President Trump was tweeting again in defense of Confederate statues: "Can't change history, but you can learn from it. Robert E. Lee, Stonewall Jackson - who's next, Washington, Jefferson? So foolish!"

One South Side pastor wants to banish the names of George Washington and Andrew Jackson from two big South Side parks, because they enslaved hundreds of African-Americans. Mayor Emanuel called for considering that they lived two centuries ago.

“If you look at their terms, Washington and President Jackson fought for this effort, as presidents, for a more perfect union,” Emanuel said. “Those will stay Washington and Jackson parks. Full stop.”

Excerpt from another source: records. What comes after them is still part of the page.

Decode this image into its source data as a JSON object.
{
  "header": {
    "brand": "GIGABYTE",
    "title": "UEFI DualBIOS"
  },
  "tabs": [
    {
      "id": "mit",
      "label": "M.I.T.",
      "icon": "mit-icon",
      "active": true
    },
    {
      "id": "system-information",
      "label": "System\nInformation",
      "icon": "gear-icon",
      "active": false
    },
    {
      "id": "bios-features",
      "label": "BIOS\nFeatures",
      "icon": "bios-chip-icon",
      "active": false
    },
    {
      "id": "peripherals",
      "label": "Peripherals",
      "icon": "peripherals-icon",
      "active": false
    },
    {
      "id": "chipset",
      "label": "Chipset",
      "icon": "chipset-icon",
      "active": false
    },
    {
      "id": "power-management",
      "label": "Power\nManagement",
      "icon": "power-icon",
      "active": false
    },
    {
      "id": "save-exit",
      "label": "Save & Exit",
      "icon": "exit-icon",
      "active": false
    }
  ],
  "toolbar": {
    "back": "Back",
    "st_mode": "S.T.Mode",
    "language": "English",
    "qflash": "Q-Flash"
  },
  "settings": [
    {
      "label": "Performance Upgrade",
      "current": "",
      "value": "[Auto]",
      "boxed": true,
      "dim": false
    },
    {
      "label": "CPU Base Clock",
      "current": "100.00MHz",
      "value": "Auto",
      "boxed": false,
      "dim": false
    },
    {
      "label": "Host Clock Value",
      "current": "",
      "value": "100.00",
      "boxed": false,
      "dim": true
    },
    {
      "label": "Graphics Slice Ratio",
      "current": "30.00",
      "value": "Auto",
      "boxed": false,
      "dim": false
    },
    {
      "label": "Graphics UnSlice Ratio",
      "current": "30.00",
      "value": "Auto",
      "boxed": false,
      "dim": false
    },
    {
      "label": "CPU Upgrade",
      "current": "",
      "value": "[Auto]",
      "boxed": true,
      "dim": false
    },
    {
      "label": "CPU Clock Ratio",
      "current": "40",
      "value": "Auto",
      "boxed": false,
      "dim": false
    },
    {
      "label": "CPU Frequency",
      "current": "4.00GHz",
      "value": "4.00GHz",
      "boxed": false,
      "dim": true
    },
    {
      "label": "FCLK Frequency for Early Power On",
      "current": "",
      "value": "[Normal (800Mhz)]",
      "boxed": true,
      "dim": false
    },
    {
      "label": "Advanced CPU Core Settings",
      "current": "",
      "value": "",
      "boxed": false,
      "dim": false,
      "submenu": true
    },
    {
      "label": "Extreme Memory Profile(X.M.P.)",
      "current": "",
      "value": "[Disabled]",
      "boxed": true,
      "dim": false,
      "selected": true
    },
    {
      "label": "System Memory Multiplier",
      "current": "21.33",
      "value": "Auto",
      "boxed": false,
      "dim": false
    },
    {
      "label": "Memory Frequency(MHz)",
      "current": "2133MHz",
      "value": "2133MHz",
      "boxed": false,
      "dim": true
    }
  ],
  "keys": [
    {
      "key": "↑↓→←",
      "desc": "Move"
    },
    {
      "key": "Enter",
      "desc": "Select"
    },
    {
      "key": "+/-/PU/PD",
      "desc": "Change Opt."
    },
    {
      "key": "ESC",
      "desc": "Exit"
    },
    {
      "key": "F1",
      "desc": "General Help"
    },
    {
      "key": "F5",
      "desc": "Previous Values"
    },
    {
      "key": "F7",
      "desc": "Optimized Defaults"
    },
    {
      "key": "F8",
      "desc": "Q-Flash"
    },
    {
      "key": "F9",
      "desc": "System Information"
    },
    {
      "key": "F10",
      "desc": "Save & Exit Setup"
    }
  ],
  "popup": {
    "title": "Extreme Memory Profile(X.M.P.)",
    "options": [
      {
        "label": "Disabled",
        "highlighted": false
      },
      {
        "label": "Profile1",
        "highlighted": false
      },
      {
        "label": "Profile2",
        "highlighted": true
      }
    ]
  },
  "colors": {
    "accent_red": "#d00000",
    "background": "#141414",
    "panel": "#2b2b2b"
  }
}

The current mood is also reviving a decades-old debate over a street in Grant Park named for Italian aviator Italo Balbo. He brought a fascist air squadron to Chicago in 1933, and a memorial column.

These dense evergreens and trees along the lakefront path across from Northerly Island make it difficult to find the Italo Balbo monument. It was presented, it says, by Benito Mussolini as a gift to Chicago in the eleventh year of the fascist era in Italy.

Italian-American Dominic DiFrisco wouldn't mind if Mussolini’s column were moved to a museum, but defends keeping Balbo's name on a short downtown street. Balbo strongly opposed the racial laws that targeted Jews and others.

“As a result of his and other people's effort, Italy and the Italian fascist army saved 90% of the Italian Jews during the holocaust. No other country in Europe could make that claim,” said DiFrisco.

DiFrisco said Ald. Ed Burke promised the city council would hold full hearings before any name change to Balbo Avenue.

The column that sits atop that fascist memorial may have been carved in 38 B.C., making it more than 2,100 years old. It was taken from an ancient port city near Rome.